Akibatnya sangat fatal, karena angka Rp 13,7
triliun merupakan indikasi kerugian negara yang harus dipertanggungjawabkan
secara hukum dan profesionalisme.
II. Mis Management
Seperti diberitakan oleh jpnn.com bahwa dari Badan
Pemeriksa Keuangan (BPK) sendiri sudah melakukan audit, dan potensi kerugian
negara yang mencapai angka Rp13,7 triliun. Sungguh jumlah yang tidak sedikit
sebagai fakta kesalahan dan kegagalan manajemen yang bertanggungjawab saat itu.

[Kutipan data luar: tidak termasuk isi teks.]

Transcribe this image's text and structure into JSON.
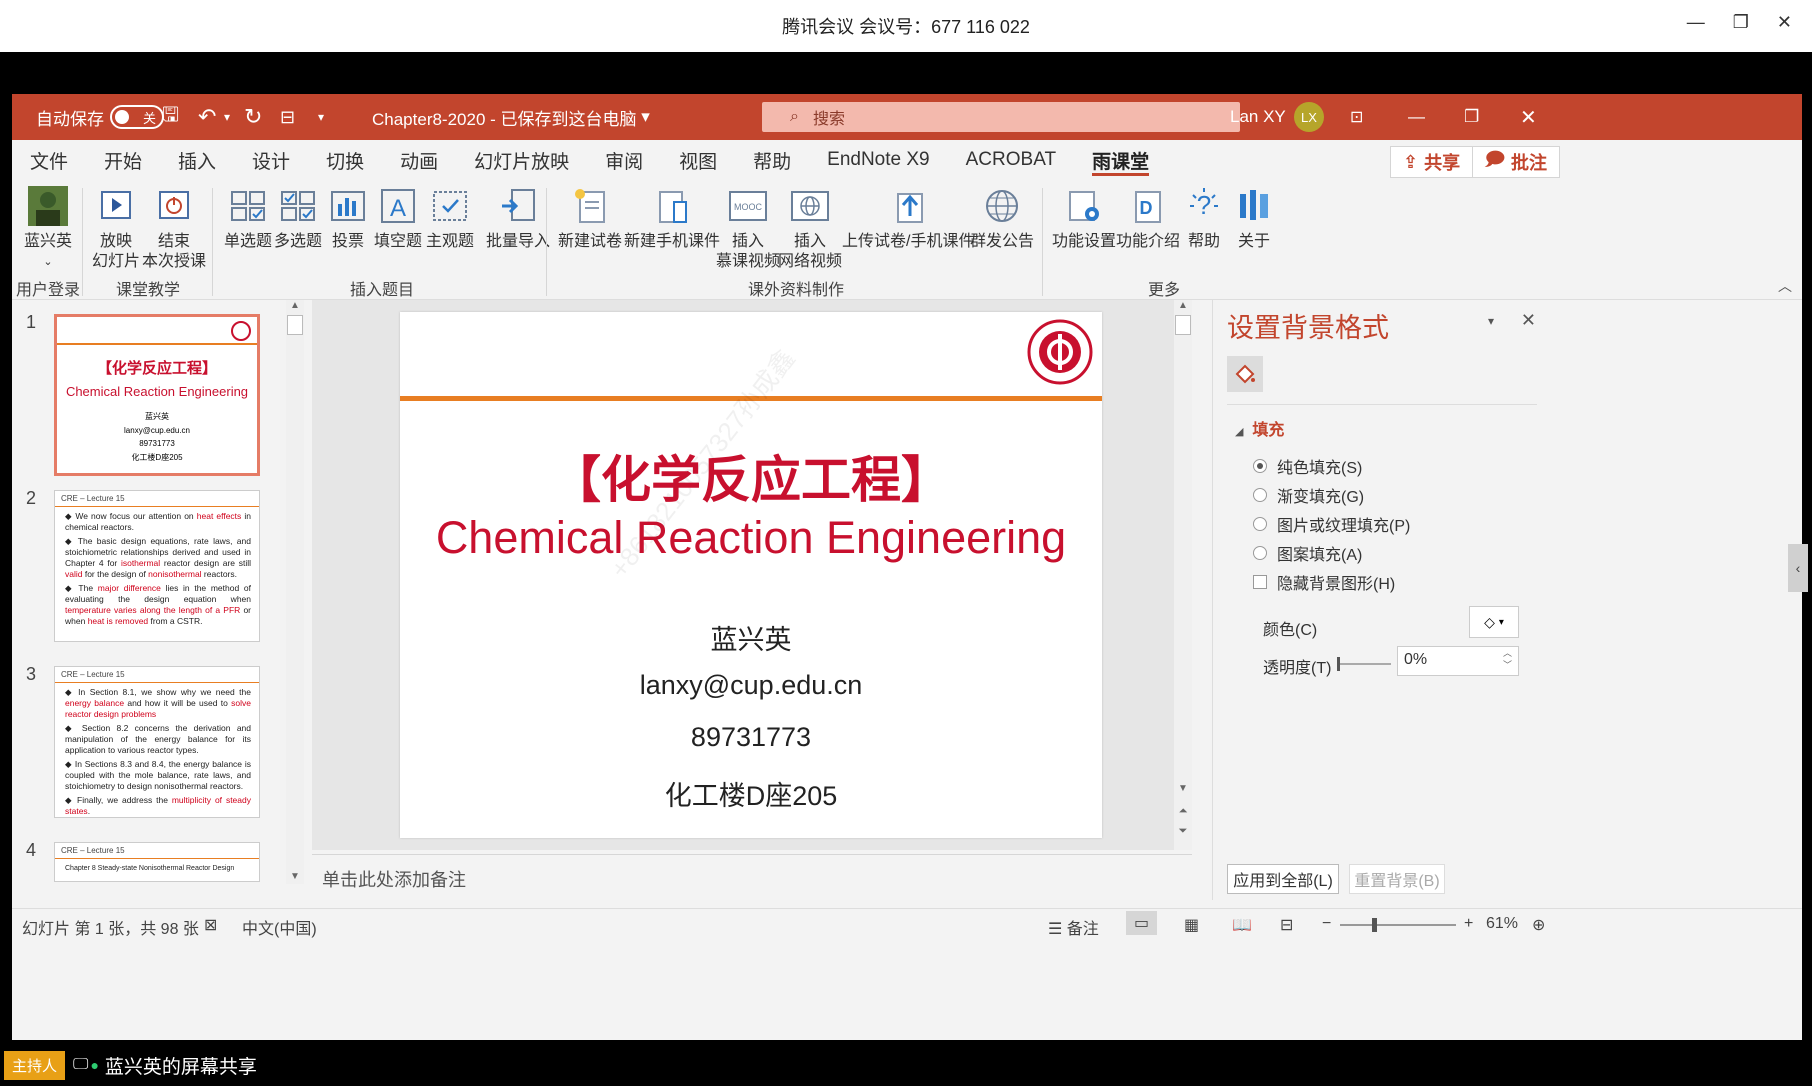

"Terlalu berani atau memang lemah dalam
pengawasan managerial?" menjadi pertanyaan mendasar melihat kasus yang
menjadi indikasi pidana dari kasus ini. Yang oleh pihak kejaksaan agung di
duga adanya korupsi di kalangan pengelola dana tersebut.
Hukum dasar investasi "high risk high
return" diterapkan secara sembarangan oleh pengelola investasi.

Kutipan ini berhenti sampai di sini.